Our Panorama was due to be broadcast on 22 June. Then it was delayed until 29 June. Thomas put it on the shelf while he went on holiday for six weeks.
He said this week that “the programme we made broke new ground and it’s stood the test of time extremely well” and that “I don’t know where ShEx got its information that I and my deputy had ‘several hours of meetings and six one hour calls with the Editor and his deputy’ but it’s categorically untrue”.
According to Thomas, “we had one meeting as far as I can recall and a small number of phone calls which lasted minutes not hours. Those conversations were off-camera but not off-the-record. If any useful new information had come out of them it would have gone to the programme team but, in fact, the Post Office simply used them to repeat the refrain that Horizon was infallible and had no back-door.”
He said he was unaware of Alice Perkins’ “various roles” and had no contact with her at the BBC.
Trouble At The Post Office went out on 17 August 2015.
Perkins quit the Post Office on 31 July 2015 but stayed on at the BBC for several more years.
When asked how, from mid-May until the end of July 2015, had she managed the conflict of interest of working for one British institution which was investigating another British institution she was chairing, Perkins did not respond.
Fleet Street’s Blind Eye
Our whistle-blower, Richard Roll, told the truth, that the Horizon machine was an error factory. From August 2015 onwards, the Post Office stopped prosecuting sub-postmasters where Horizon was part of the story.
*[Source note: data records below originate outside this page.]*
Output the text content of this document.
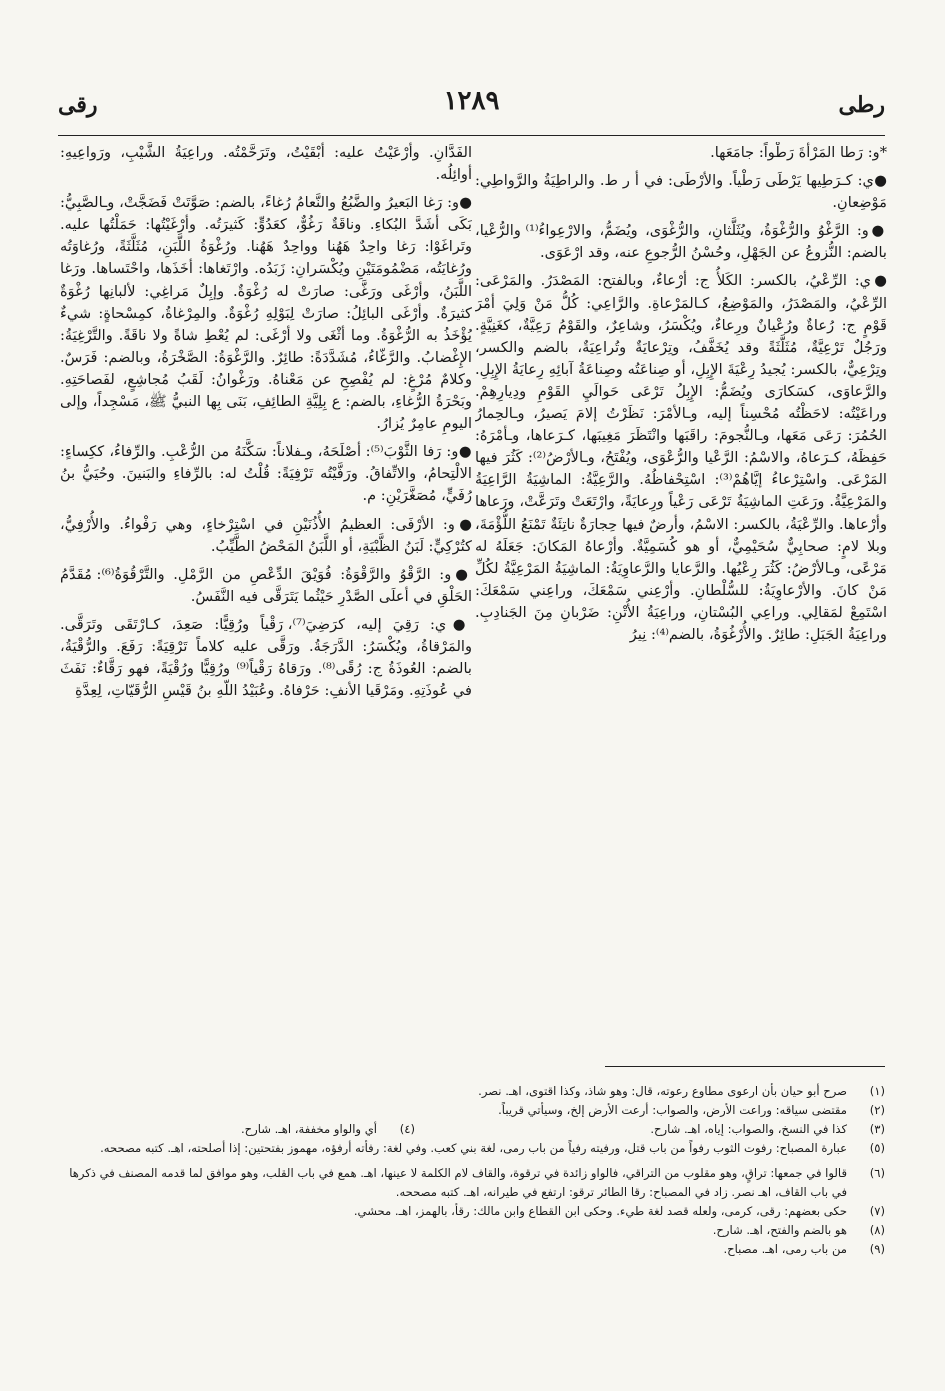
رطى
١٢٨٩
رقى

*و: رَطا المَرْأةَ رَطْواً: جامَعَها.

●ي: كـرَطِيها يَرْطَى رَطْياً. والأرْطَى: في أ ر ط. والراطِيَةُ والرَّواطِي: مَوْضِعانِ.

●و: الرَّغْوُ والرُّغْوَةُ، ويُثَلَّثانِ، والرُّغْوَى، ويُضَمُّ، والارْعِواءُ⁽¹⁾ والرُّعْيا، بالضم: النُّزوعُ عن الجَهْلِ، وحُسْنُ الرُّجوعِ عنه، وقد ارْعَوَى.

●ي: الرِّعْيُ، بالكسر: الكَلأُ ج: أرْعاءٌ، وبالفتح: المَصْدَرُ. والمَرْعَى: الرِّعْيُ، والمَصْدَرُ، والمَوْضِعُ، كـالمَرْعاةِ. والرَّاعِي: كُلُّ مَنْ وَلِيَ أمْرَ قَوْمٍ ج: رُعاةٌ ورُعْيانٌ ورِعاءٌ، ويُكْسَرُ، وشاعِرٌ، والقَوْمُ رَعِيَّةٌ، كغَنِيَّةٍ. ورَجُلٌ تَرْعِيَّةٌ، مُثَلَّثَةً وقد يُخَفَّفُ، وتِرْعايَةٌ وتُراعِيَةٌ، بالضم والكسر، وتِرْعِيٌّ، بالكسر: يُجيدُ رِعْيَةَ الإِبِلِ، أو صِناعَتُه وصِناعَةُ آبائِهِ رِعايَةُ الإِبِلِ. والرَّعاوَى، كسَكارَى ويُضَمُّ: الإِبِلُ تَرْعَى حَوالَيِ القَوْمِ ودِيارِهِمْ. وراعَيْتُه: لاحَظْتُه مُحْسِناً إليه، وـالأمْرَ: نَظَرْتُ إلامَ يَصيرُ، وـالحِمارُ الحُمُرَ: رَعَى مَعَها، وـالنُّجومَ: راقَبَها وانْتَظَرَ مَغِيبَها، كـرَعاها، وـأمْرَهُ: حَفِظَهُ، كـرَعاهُ، والاسْمُ: الرَّعْيا والرُّعْوَى، ويُفْتَحُ، وـالأرْضُ⁽²⁾: كَثُرَ فيها المَرْعَى. واسْتِرْعاءُ إيَّاهُمْ⁽³⁾: اسْتِحْفاظُهُ. والرَّعِيَّةُ: الماشِيَةُ الرَّاعِيَةُ والمَرْعِيَّةُ. ورَعَتِ الماشِيَةُ تَرْعَى رَعْياً ورِعايَةً، وارْتَعَتْ وتَرَعَّتْ، ورَعاها وأرْعاها. والرِّعْيَةُ، بالكسر: الاسْمُ، وأرضٌ فيها حِجارَةٌ ناتِئَةٌ تَمْنَعُ اللُّؤْمَةَ، وبلا لامٍ: صحابِيٌّ سُحَيْمِيٌّ، أو هو كُسَمِيَّةٌ. وأرْعاهُ المَكانَ: جَعَلَهُ له مَرْعًى، وـالأرْضُ: كَثُرَ رِعْيُها. والرَّعايا والرَّعاوِيَةُ: الماشِيَةُ المَرْعِيَّةُ لكُلِّ مَنْ كانَ. والأرْعاوِيَةُ: للسُّلْطانِ. وأرْعِني سَمْعَكَ، وراعِني سَمْعَكَ: اسْتَمِعْ لمَقالِي. وراعِي البُسْتانِ، وراعِيَةُ الأُتْنِ: ضَرْبانِ مِنَ الجَنادِبِ. وراعِيَةُ الجَبَلِ: طائِرٌ. والأُرْغُوَةُ، بالضم⁽⁴⁾: نِيرُ

الفَدَّانِ. وأرْعَيْتُ عليه: أبْقَيْتُ، وتَرَحَّمْتُه. وراعِيَةُ الشَّيْبِ، ورَواعِيهِ: أوائِلُه.

●و: رَغا البَعيرُ والضَّبُعُ والنَّعامُ رُغاءً، بالضم: صَوَّتَتْ فَضَجَّتْ، وـالصَّبِيُّ: بَكَى أشَدَّ البُكاءِ. وناقَةٌ رَغُوٌّ، كعَدُوٍّ: كَثيرَتُه. وأرْغَيْتُها: حَمَلْتُها عليه. وتَراغَوْا: رَغا واحِدٌ هَهُنا وواحِدٌ هَهُنا. ورُغْوَةُ اللَّبَنِ، مُثَلَّثَةً، ورُغاوَتُه ورُغايَتُه، مَضْمُومَتَيْنِ ويُكْسَرانِ: زَبَدُه. وارْتَغاها: أخَذَها، واحْتَساها. ورَغا اللَّبَنُ، وأرْغَى ورَغَّى: صارَتْ له رُغْوَةٌ. وإبِلٌ مَراغِي: لألبانِها رُغْوَةٌ كثيرَةٌ. وأرْغَى البائِلُ: صارَتْ لِبَوْلِهِ رُغْوَةٌ. والمِرْغاةُ، كمِسْحاةٍ: شيءٌ يُؤْخَذُ به الرُّغْوَةُ. وما أثْغَى ولا أرْغَى: لم يُعْطِ شاةً ولا ناقَةً. والتَّرْغِيَةُ: الإِغْضابُ. والرَّغّاءُ، مُشَدَّدَةً: طائِرٌ. والرَّغْوَةُ: الصَّخْرَةُ، وبالضم: فَرَسٌ. وكلامٌ مُرْغٍ: لم يُفْصِحِ عن مَعْناهُ. ورَغْوانُ: لَقَبُ مُجاشِعٍ، لفَصاحَتِهِ. وبَحْرَةُ الرُّغاءِ، بالضم: ع بِلِيَّةِ الطائِفِ، بَنَى بِها النبيُّ ﷺ، مَسْجِداً، وإلى اليومِ عامِرٌ يُزارُ.

●و: رَفا الثَّوْبَ⁽⁵⁾: أصْلَحَهُ، وـفلاناً: سَكَّنَهُ من الرُّعْبِ. والرِّفاءُ، ككِساءٍ: الالْتِحامُ، والاتِّفاقُ. ورَفَّيْتُه تَرْفِيَةً: قُلْتُ له: بالرِّفاءِ والبَنينَ. وحُيَيُّ بنُ رُفَيٍّ، مُصَغَّرَيْنِ: م.

●و: الأرْفَى: العظيمُ الأُذُنَيْنِ في اسْتِرْخاءٍ، وهي رَفْواءُ. والأُرْفِيُّ، كتُرْكِيٍّ: لَبَنُ الظَّبْيَةِ، أو اللَّبَنُ المَحْضُ الطَّيِّبُ.

●و: الرَّقْوُ والرَّقْوَةُ: فُوَيْقَ الدِّعْصِ من الرَّمْلِ. والتَّرْقُوَةُ⁽⁶⁾: مُقَدَّمُ الحَلْقِ في أعلَى الصَّدْرِ حَيْثُما يَتَرَقَّى فيه النَّفَسُ.

●ي: رَقِيَ إليه، كرَضِيَ⁽⁷⁾، رَقْياً ورُقِيًّا: صَعِدَ، كـارْتَقَى وتَرَقَّى. والمَرْقاةُ، ويُكْسَرُ: الدَّرَجَةُ. ورَقَّى عليه كلاماً تَرْقِيَةً: رَفَعَ. والرُّقْيَةُ، بالضم: العُوذَةُ ج: رُقًى⁽⁸⁾. ورَقاهُ رَقْياً⁽⁹⁾ ورُقِيًّا ورُقْيَةً، فهو رَقَّاءٌ: نَفَثَ في عُوذَتِهِ. ومَرْقَيا الأنفِ: حَرْفاهُ. وعُبَيْدُ اللّهِ بنُ قَيْسِ الرُّقَيّاتِ، لِعِدَّةِ

(١)
صرح أبو حيان بأن ارعوى مطاوع رعوته، قال: وهو شاذ، وكذا اقتوى، اهـ. نصر.
(٢)
مقتضى سياقه: وراعت الأرض، والصواب: أرعت الأرض إلخ، وسيأتي قريباً.
(٣)
كذا في النسخ، والصواب: إياه، اهـ. شارح.
(٤)
أي والواو مخففة، اهـ. شارح.
(٥)
عبارة المصباح: رفوت الثوب رفواً من باب قتل، ورفيته رفياً من باب رمى، لغة بني كعب. وفي لغة: رفأته أرفؤه، مهموز بفتحتين: إذا أصلحته، اهـ. كتبه مصححه.
(٦)
قالوا في جمعها: تراقٍ، وهو مقلوب من التراقي، فالواو زائدة في ترقوة، والقاف لام الكلمة لا عينها، اهـ. همع في باب القلب، وهو موافق لما قدمه المصنف في ذكرها في باب القاف، اهـ نصر. زاد في المصباح: رقا الطائر ترقو: ارتفع في طيرانه، اهـ. كتبه مصححه.
(٧)
حكى بعضهم: رقى، كرمى، ولعله قصد لغة طيء. وحكى ابن القطاع وابن مالك: رقأ، بالهمز، اهـ. محشي.
(٨)
هو بالضم والفتح، اهـ. شارح.
(٩)
من باب رمى، اهـ. مصباح.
Three million people watched Trouble At The Post Office, but the Post Office continued to deny, claiming that the BBC had broadcast “unsubstantiated allegations”. Its boss, Paula Vennells, told the government body which owns the Post Office that the programme “contained no new information and received almost no pick-up from other media”.
Vennells’ last seven words were true – to the shame of Fleet Street. With the exceptions of Private Eye and Computer Weekly, the media were rubbish in the early days.
But Vennells’ “no pick-up” victory was not entire. One viewer of our Panorama was Patrick Green KC who, as a result, teamed up with Mr Bates and 550 other sub-postmasters to sue the Post Office. They won and that victory made the recent ITV drama possible.
MPs of all colours stood up for their sub-postmasters, but a special mention should go to Lord James Arthbuthnot, Jo Hamilton’s then Conservative MP, who called for Vennells’ resignation in our Panorama. Instead, a Conservative Government awarded her a CBE.
In the round, I don’t think it’s fair to blame Ed Davey, Postal Affairs Minister up to 2012, or Keir Starmer, Director of Public Prosecutions up to 2013, for not challenging the Post Office head on – because they did not have the non-partisan evidence of Richard Roll to rely on.
But, from August 2015, it is fair to question the lack of judgement of successive Postal Affairs Ministers. They knew that people had gone to prison on the basis of a machine that told lies. And they did too little about it, too late.